Canada has signed many free trade deals with other nations, but will not benefit from them unless the government bolsters trade promotion services and diplomatic support for companies abroad, says the Canadian Chamber of Commerce.

‘Pretty poor’ trade performance
“Pretty poor,” is how Cam Vidler of the Chamber of Commerce describes Canada’s performance on trade over the past decade. “We’ve had very slow export growth and also slow growth in foreign investment from Canada.
“Canadian companies which used to be seen as some of the most internationalized, increasingly seem to be staying at home,” he says.
Increased competition from other OECD countries as well as from developing nations accounts for some of the problem, says Vidler, as does the past high cost of the Canadian dollar. But beyond that, he says the Canadian government has lagged behind other countries in trade promotion policies. “We think there’s a significant gap there so fixing that area of policy is not a panacea but it certainly would help restore our trade success.”

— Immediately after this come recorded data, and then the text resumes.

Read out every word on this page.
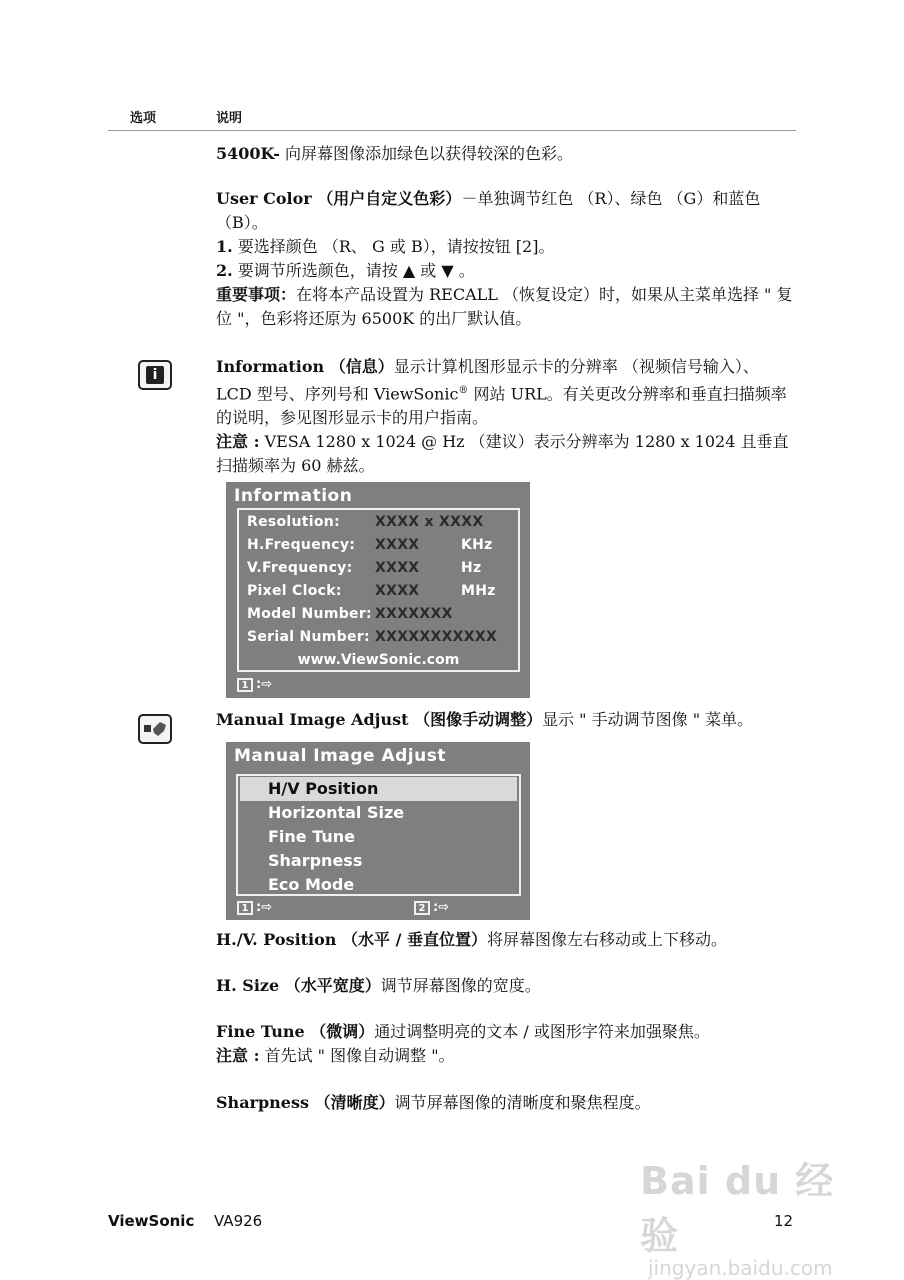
选项	说明

5400K- 向屏幕图像添加绿色以获得较深的色彩。

User Color （用户自定义色彩）－单独调节红色 （R）、绿色 （G）和蓝色 （B）。

1. 要选择颜色 （R、 G 或 B），请按按钮 [2]。

2. 要调节所选颜色，请按 ▲ 或 ▼ 。

重要事项：在将本产品设置为 RECALL （恢复设定）时，如果从主菜单选择 " 复位 "，色彩将还原为 6500K 的出厂默认值。

i	Information （信息）显示计算机图形显示卡的分辨率 （视频信号输入）、 LCD 型号、序列号和 ViewSonic® 网站 URL。有关更改分辨率和垂直扫描频率的说明，参见图形显示卡的用户指南。

注意 : VESA 1280 x 1024 @ Hz （建议）表示分辨率为 1280 x 1024 且垂直扫描频率为 60 赫兹。

Information
Resolution:	XXXX x XXXX
H.Frequency: XXXX	KHz
V.Frequency: XXXX	Hz
Pixel Clock: XXXX	MHz
Model Number: XXXXXXX
Serial Number: XXXXXXXXXXX
www.ViewSonic.com
1 :⇨

Manual Image Adjust （图像手动调整）显示 " 手动调节图像 " 菜单。

Manual Image Adjust
H/V Position
Horizontal Size
Fine Tune
Sharpness
Eco Mode
1 :⇨	2 :⇨

H./V. Position （水平 / 垂直位置）将屏幕图像左右移动或上下移动。

H. Size （水平宽度）调节屏幕图像的宽度。

Fine Tune （微调）通过调整明亮的文本 / 或图形字符来加强聚焦。

注意 : 首先试 " 图像自动调整 "。

Sharpness （清晰度）调节屏幕图像的清晰度和聚焦程度。

Bai du 经验
jingyan.baidu.com
ViewSonic VA926	12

Call for more ‘boots on the ground’
Canada does have tools to help businesses but Vidler says they need to be better co-ordinated, integrated and connected with businesses which may not be aware of them. “We also need to have the boots on the ground in foreign markets,” says Vidler noting that Canada has shifted some of it trade commissioners and diplomats to countries like China, Brazil and India. But he adds other countries like the U.K. and Australia have a better presence abroad and Canada needs to improve.
‘Urgency is very strong’
Canada also needs to improve its business brand and do more to incorporate the private sector into Canada’s international aid strategy, says Vidler. This has raised some controversy in Canada but Vidler dismisses it, says all countries are doing the same.
“It seems like we can’t go more than a few weeks without hearing bad news about Canada’s trade performance so I think the urgency is very strong,” says Vidler. “We need to fix this as soon as we can.”